While Brooklyn boasts the second-highest number of training programs for aspiring technology professionals in the city, the courses are unevenly distributed throughout the borough — with an embarrassment of riches in the bougie northern Brooklyn nabes, and a deficiency of courses for southern Brooklynites, according to a new report.
Center for an Urban Future and Tech:NYC issued their first-ever report on technology training programs for both K-12 students and adults around the city and found a striking disparity between geographic regions of New York — which they claim further exacerbates the lack of diversity in the local tech workforce.
For K-12 programs, Brooklyn is home to 122 tech programs, yet 28 — or 23-percent — of those are concentrated in the northern Brooklyn neighborhoods of Park Slope, Red Hook, and Carroll Gardens.

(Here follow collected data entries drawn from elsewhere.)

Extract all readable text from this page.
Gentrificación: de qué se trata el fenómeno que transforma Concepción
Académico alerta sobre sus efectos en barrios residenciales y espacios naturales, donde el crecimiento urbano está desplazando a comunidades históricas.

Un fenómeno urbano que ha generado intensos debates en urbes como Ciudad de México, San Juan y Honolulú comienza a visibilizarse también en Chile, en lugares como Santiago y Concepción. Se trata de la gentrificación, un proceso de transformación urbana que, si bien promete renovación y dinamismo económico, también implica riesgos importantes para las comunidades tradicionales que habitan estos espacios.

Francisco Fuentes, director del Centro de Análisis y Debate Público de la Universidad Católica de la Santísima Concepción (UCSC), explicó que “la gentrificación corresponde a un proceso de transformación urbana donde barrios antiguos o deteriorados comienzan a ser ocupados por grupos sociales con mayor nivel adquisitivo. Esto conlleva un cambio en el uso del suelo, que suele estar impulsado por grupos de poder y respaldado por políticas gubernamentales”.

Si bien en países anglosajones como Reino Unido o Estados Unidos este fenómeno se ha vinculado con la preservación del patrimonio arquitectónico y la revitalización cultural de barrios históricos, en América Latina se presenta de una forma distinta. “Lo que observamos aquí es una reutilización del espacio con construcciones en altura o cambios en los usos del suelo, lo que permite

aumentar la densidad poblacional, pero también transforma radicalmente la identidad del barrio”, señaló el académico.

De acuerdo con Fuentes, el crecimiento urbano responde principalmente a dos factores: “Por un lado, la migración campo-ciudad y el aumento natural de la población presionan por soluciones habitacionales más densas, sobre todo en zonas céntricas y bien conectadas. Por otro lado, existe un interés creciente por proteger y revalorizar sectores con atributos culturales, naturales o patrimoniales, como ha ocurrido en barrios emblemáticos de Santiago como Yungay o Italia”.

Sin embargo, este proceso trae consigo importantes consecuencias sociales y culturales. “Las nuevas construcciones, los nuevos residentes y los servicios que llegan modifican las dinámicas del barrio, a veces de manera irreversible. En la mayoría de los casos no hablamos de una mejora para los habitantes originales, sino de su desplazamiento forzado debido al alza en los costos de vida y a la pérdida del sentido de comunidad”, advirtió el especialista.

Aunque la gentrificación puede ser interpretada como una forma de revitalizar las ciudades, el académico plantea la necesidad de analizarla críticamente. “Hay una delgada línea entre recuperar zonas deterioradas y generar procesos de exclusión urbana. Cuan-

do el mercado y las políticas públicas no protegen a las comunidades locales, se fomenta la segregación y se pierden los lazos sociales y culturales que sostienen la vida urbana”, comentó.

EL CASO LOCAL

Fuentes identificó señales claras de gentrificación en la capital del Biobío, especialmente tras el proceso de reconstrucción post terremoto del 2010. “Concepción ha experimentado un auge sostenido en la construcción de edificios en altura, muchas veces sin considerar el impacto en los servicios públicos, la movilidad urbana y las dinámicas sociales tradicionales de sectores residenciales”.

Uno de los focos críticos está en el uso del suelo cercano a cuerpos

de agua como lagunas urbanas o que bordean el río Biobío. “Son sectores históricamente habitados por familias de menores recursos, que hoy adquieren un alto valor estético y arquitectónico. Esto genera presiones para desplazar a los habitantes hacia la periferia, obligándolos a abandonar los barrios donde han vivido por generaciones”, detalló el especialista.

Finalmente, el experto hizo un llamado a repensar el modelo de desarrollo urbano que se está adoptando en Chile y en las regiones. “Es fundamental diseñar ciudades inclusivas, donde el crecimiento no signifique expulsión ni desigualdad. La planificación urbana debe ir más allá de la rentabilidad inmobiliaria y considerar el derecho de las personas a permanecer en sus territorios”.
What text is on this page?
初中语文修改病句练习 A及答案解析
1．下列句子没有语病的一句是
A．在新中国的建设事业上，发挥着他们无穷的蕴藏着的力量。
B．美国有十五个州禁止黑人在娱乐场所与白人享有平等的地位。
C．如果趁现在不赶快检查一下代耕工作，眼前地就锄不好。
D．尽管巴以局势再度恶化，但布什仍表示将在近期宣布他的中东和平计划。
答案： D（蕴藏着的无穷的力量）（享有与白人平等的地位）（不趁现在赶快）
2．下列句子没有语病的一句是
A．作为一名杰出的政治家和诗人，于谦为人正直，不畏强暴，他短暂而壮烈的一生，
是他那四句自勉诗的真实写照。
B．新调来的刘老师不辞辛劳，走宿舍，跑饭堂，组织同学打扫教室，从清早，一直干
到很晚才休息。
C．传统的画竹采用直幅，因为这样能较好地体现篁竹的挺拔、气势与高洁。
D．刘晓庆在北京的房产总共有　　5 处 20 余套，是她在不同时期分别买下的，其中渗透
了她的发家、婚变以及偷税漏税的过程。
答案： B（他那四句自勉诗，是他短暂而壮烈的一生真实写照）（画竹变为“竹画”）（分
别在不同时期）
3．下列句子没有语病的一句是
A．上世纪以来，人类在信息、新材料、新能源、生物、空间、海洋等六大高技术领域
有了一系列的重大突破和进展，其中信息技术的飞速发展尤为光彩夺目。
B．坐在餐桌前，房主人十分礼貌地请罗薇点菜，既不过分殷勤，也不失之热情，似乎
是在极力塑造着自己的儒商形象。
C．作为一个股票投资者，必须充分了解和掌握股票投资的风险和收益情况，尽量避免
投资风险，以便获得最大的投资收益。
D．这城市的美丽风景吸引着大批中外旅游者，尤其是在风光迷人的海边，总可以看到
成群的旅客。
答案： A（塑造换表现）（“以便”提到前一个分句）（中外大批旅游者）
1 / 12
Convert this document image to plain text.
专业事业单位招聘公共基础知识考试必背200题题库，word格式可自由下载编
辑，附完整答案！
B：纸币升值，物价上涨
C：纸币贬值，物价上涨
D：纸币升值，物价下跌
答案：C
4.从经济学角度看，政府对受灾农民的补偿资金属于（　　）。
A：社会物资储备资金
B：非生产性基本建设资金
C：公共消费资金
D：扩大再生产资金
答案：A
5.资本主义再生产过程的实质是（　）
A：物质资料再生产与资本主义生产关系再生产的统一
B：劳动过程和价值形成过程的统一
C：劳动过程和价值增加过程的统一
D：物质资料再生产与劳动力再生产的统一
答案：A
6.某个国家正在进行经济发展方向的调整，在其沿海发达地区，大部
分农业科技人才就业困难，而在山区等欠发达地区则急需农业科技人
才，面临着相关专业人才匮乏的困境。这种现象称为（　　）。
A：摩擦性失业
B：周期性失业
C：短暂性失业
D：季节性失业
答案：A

Meanwhile, six of Brooklyn’s 18 Census-defined neighborhoods have two or less sites that offer tech programs for school-aged children.
The neighborhoods of Bensonhurst, Bath Beach, Sheepshead Bay, and Gerritsen Beach collectively lack even a single program, while only one course can be found in East Flatbush and in Dyker Heights and Bay Ridge. Residents of central Brooklyn’s Prospect Heights and ‘Crown Heights North’ feature two locations, as do Canarsie and Flatlands, according to the report.
The lack of geographic diversity is even more pronounced for adult tech training programs, as Brooklyn offers 107 courses, with 43 — or 40-percent — based in the neighborhoods of Fort Greene and Brooklyn Heights. The rapidly gentrifying neighborhood of Bedford-Stuyvesant is home to another 12 sites for adults.
Four Census-defined neighborhoods — all of which are in southern Brooklyn — have just one adult program location. That disparity leaves wanna-be technologists in Brownsville, Bensonhurst, Bath Beach, East Flatbush, Bay Ridge, and Dyker Heights out of luck.
Despite the shortcomings of the borough’s tech offerings, the report found that the city is moving in the right direction overall when it comes to technical skill-building — yet city educational honchos still have much work to do in improving and expanding technological training to communities in less-affluent places like southern Brooklyn.